Tim Cavell on developmental relationships: They are the “holy grail but….”

2 Tim CavellAm J Orthopsychiatry. 2012 Apr;82(2):157-66. doi: 10.1111/j.1939-0025.2012.01151.x.Developmental relationships as the active ingredient: a unifying working hypothesis of “what works” across intervention settings. Li J1, Julian MM.

 From the abstract: “Developmental relationships are characterized by reciprocal human interactions that embody an enduring emotional attachment, progressively more complex patterns of joint activity, and a balance of power that gradually shifts from the developed person in favor of the developing person”

The authors argue that:

  • “Developmental relationships constitute the active ingredient of effective interventions serving at-risk children and youth across settings. In the absence of developmental relationships, other intervention elements yield diminished or minimal returns.
  • Scaled-up programs and policies serving children and youth often fall short of their potential impact when their designs or implementation drift toward manipulating other ‘‘inactive’’ ingredients (e.g., incentive, accountability, curricula) instead of directly promoting developmental relationships.”
  • The authors then draw on studies that have  that the presence or absence of developmental relationships distinguishes effective and ineffective interventions for diverse populations across developmental settings. The conclusion is that developmental relationships are the foundational metric with which to judge the quality and forecast the impact of interventions for at-risk children and youth.”

The authors conclude that “it is both critical and possible to give foremost considerations to whether program, practice, and policy decisions promote or hinder developmental relationships among those who are served and those who serve.”

Professor Tim Cavell responds:

I like the term developmental relationships and believe it is a useful construct for folks in the mentoring field. It captures a special kind of relationship that is imbued with the potential for transformative influence.

I also applaud the authors’ efforts to define the conditions that constitute a developmental relationship. They suggest there are 3 key conditions: a) an enduring emotional attachment, b) progressively more complex patterns of joint activity, and c) a balance of power that gradually shifts from the developed person in favor of the developing person.

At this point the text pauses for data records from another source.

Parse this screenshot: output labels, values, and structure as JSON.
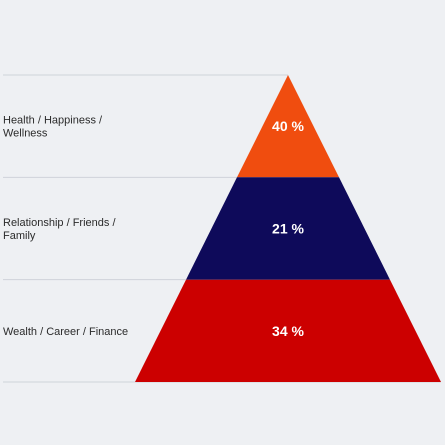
{
  "colors": {
    "background": "#eef0f3",
    "line": "#cfd3da"
  },
  "chart_data": {
    "type": "pyramid",
    "levels": [
      {
        "label_lines": [
          "Health / Happiness /",
          "Wellness"
        ],
        "value": 40,
        "value_text": "40 %",
        "color": "#f04d0f"
      },
      {
        "label_lines": [
          "Relationship / Friends /",
          "Family"
        ],
        "value": 21,
        "value_text": "21 %",
        "color": "#0e0a5a"
      },
      {
        "label_lines": [
          "Wealth / Career / Finance"
        ],
        "value": 34,
        "value_text": "34 %",
        "color": "#cc0000"
      }
    ]
  }
}
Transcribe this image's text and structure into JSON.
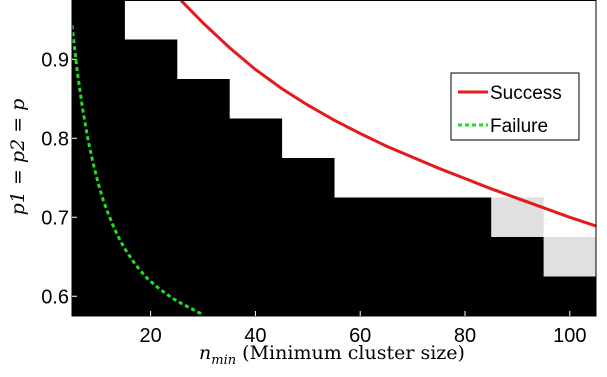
{
  "chart_data": {
    "type": "heatmap",
    "title": "",
    "xlabel": {
      "symbol": "n",
      "subscript": "min",
      "text": " (Minimum cluster size)"
    },
    "ylabel": "p1 = p2 = p",
    "xlim": [
      5,
      105
    ],
    "ylim": [
      0.575,
      0.975
    ],
    "x_ticks": [
      20,
      40,
      60,
      80,
      100
    ],
    "y_ticks": [
      0.6,
      0.7,
      0.8,
      0.9
    ],
    "grid": false,
    "legend_position": "right",
    "cell_width": 10,
    "cell_height": 0.05,
    "colors": {
      "black": "#000000",
      "gray": "#e0e0e0",
      "white": "#ffffff",
      "success": "#e41a1c",
      "failure": "#22dd22"
    },
    "cells": [
      {
        "x": 10,
        "black_up_to": 0.95
      },
      {
        "x": 20,
        "black_up_to": 0.9
      },
      {
        "x": 30,
        "black_up_to": 0.85
      },
      {
        "x": 40,
        "black_up_to": 0.8
      },
      {
        "x": 50,
        "black_up_to": 0.75
      },
      {
        "x": 60,
        "black_up_to": 0.7
      },
      {
        "x": 70,
        "black_up_to": 0.7
      },
      {
        "x": 80,
        "black_up_to": 0.7
      },
      {
        "x": 90,
        "black_up_to": 0.65,
        "gray": [
          0.7
        ]
      },
      {
        "x": 100,
        "black_up_to": 0.65,
        "gray": [
          0.65
        ]
      }
    ],
    "series": [
      {
        "name": "Success",
        "style": "solid",
        "x": [
          25,
          30,
          35,
          40,
          45,
          50,
          55,
          60,
          65,
          70,
          75,
          80,
          85,
          90,
          95,
          100,
          105
        ],
        "y": [
          0.98,
          0.946,
          0.915,
          0.887,
          0.863,
          0.842,
          0.823,
          0.806,
          0.79,
          0.776,
          0.762,
          0.749,
          0.736,
          0.724,
          0.712,
          0.7,
          0.689
        ]
      },
      {
        "name": "Failure",
        "style": "dotted",
        "x": [
          5,
          6,
          7,
          8,
          9,
          10,
          11,
          12,
          13,
          14,
          15,
          17,
          19,
          21,
          23,
          25,
          27,
          29,
          30
        ],
        "y": [
          0.943,
          0.885,
          0.838,
          0.8,
          0.769,
          0.743,
          0.721,
          0.703,
          0.687,
          0.673,
          0.661,
          0.641,
          0.625,
          0.613,
          0.603,
          0.594,
          0.587,
          0.58,
          0.577
        ]
      }
    ]
  }
}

It should not be surprising that developmental relationships predict positive outcomes: A child who can successfully participate in that kind of relationship is not only a child who has a hopeful future; he/she is also a child who is more apt to experience such relationships in the first place.

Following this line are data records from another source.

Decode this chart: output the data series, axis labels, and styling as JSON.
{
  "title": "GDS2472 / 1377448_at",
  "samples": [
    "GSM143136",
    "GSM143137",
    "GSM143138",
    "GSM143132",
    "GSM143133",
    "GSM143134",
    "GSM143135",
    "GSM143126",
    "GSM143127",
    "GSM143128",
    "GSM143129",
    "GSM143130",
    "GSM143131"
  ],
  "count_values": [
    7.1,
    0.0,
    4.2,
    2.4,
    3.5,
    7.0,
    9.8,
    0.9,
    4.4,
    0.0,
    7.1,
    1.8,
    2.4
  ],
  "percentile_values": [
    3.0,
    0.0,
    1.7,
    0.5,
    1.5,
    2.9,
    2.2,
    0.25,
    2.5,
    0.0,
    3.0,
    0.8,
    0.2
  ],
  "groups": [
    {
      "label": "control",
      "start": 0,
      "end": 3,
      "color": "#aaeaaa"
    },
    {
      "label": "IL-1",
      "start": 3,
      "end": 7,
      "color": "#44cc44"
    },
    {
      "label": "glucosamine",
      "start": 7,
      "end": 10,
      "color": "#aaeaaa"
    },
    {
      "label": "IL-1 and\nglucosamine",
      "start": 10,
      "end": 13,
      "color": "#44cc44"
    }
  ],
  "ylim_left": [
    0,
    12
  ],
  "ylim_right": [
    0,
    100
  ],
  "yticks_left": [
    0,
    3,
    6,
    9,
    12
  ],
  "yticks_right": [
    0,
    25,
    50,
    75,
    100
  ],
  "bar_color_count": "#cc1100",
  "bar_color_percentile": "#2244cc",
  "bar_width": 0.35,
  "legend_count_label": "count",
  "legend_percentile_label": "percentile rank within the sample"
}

Unfortunately, some children struggle to form and sustain healthy relationship and might never cross the threshold into “developmental relationships”. This can happen even when parents/teachers/coaches/mentors are skilled and invested.

Similarly, some mentors will struggle to form and sustain developmental relationships, even when their mentee is not so challenging or difficuilt. Here’s a relevant quote from this paper:  “Evaluations of Big Brothers Big Sisters have turned up mixed and somewhat short-lived results in terms of program impact on mentees (Grossman & Tierney, 1998;Herrera, Grossman, Kauh, Feldman, & McMaken, 2007). On the surface, this seems to contradict our hypothesis that developmental relationship is the active ingredient for positive development. However, even relationship-focused programs are not the panacea for the lack of developmental relationships.”

I do take issue with the authors’ poor use of logic when drawing their conclusion, which I’ve pasted below:

“Using empirical studies as case examples, this study demonstrates that the presence or absence of developmental relationships distinguishes effective and ineffective interventions for diverse populations across developmental settings. The conclusion is that developmental relationships are the foundational metric with which to judge the quality and forecast the impact of interventions for at-risk children and youth.”

I offer here a more accurate and logical conclusion: Effective and ineffective youth interventions are often distinguished by the presence or absence of developmental relationships. Thus, developmental relationships are an important metric to consider when considering the likely impact of a youth intervention.

Bottom line: Developmental relationships are the holy grail of youth mentoring, but so many of our matches will not get there. So let’s not be close-minded about the other possible “active ingredients” in youth mentoring.